Она подобрала широкое узорное платье, села, закурила. Свет на кухне стал густым, залил патиной кастрюли и половники, узоры и дворцы, цветы её платья, полные руки и тонкие, будто детский пушок, серебристые волосы.
- Я пойду учиться, а потом напишу что-нибудь на важную тему. Например, про Атлантиду.
- Её не было. Напиши о том, что было.
- А ты мне поможешь?
Она помолчала, снова пристально посмотрела в темноту.
- На первых порах, конечно, помогу.
И она помогла. Я приходила к ней после учёбы, восторженная, самоуверенная, рассказывала ей то, что она и так знала, и она, улыбаясь, слушала: её трогал мой пыл.
Закаты, обрамлённые Ольгиным окном, обрели холсты, разжились золотыми рамами. Кисть, что твоё серебряное копытце, всё била и била о холст, краски играли солнцем и луной, фрески на сводах церквей раскрыли радужные крыла, и святые смотрели мне в глаза светло и ласково.
Красота отворилась как рана, и я не хотела её лечить.
И тут Ольга заболела.
Я звонила, но приходить перестала. Мне казалось, ей не до меня. Может, просто казалось. Я была слишком труслива, чтобы расслышать её просьбу.
Трусость – мерзкая штука. Она как нож, тонкой стружкой срезающий с тебя живую кожу. Каждый раз, когда я собиралась к Ольге, у меня начинала болеть голова, как будто кто-то невидимый мягко давит на жироль, пристроенный к макушке… Я замирала от страха, пряталась, снова не шла.
Трусость делает тебя неподвижной, оставляя только боль. 
Каждый раз, когда я не шла к ней, Ольгина кухня меркла, забывалась, теряла свет. Огромный мир, чудесным образом сгущенный под кухонной лампой, погружался во мрак, и вот уже темнота ломится мне в виски, угрожая затопить всё, что живо помнится.

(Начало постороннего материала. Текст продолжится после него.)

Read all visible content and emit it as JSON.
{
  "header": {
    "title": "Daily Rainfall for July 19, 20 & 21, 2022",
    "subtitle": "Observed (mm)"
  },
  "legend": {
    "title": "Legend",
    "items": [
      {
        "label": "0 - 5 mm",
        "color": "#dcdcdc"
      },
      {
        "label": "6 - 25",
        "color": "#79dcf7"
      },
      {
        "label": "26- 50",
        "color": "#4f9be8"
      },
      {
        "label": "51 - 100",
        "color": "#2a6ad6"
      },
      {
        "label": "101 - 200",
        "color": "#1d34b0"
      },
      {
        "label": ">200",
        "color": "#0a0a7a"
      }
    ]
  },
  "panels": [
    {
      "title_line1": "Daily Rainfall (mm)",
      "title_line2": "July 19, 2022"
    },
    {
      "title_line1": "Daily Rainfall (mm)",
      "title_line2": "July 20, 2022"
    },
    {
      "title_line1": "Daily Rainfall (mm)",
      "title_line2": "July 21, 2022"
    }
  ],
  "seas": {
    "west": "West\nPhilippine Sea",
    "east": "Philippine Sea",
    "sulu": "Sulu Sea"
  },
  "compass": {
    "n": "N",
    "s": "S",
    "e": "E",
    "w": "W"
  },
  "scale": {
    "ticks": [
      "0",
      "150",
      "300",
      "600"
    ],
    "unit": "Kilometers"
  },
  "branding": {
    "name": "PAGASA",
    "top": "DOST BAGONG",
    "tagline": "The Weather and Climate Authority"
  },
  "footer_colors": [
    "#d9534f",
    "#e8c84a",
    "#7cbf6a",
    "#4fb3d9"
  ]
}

И даже сейчас, когда я пишу, страх не даёт вспоминать, как я её любила.
Но вспомнить необходимо.
Любить, любить, пока мы живы, даже если страшно, даже если раны кровят, не закрываются! Пусть на тебе будут отметины, пусть шрам на  шраме, ожоги, болячки – всё это магнитики покорённых стран и сердец, весь вес жизни, знаки-напоминания: ты шла, и жизнь была большой.
Ольгина кухня, моя Атлантида, уходит на дно, и тонкая струйка её сигареты струится из глубины, будто вздох, будто прощание.
Я так скучаю по тебе.
Все мои истории лишь попытка вспомнить твою кухню.
Знаешь, я теперь не боюсь сумерек, я смотрю, смотрю в глубину твоего окна, я вижу и пишу, пишу и вижу.
Все мои слова лишь слабое отражение твоих слов.
Когда я закрываю глаза и открываю рот, мягкие белые пальцы подносят к моим губам жемчужный  шарик сыра.
Я всё так же ем из твоих рук.
И когда сумерки пробьют окно, я шагну в темноту и пойду на дым твоей сигареты.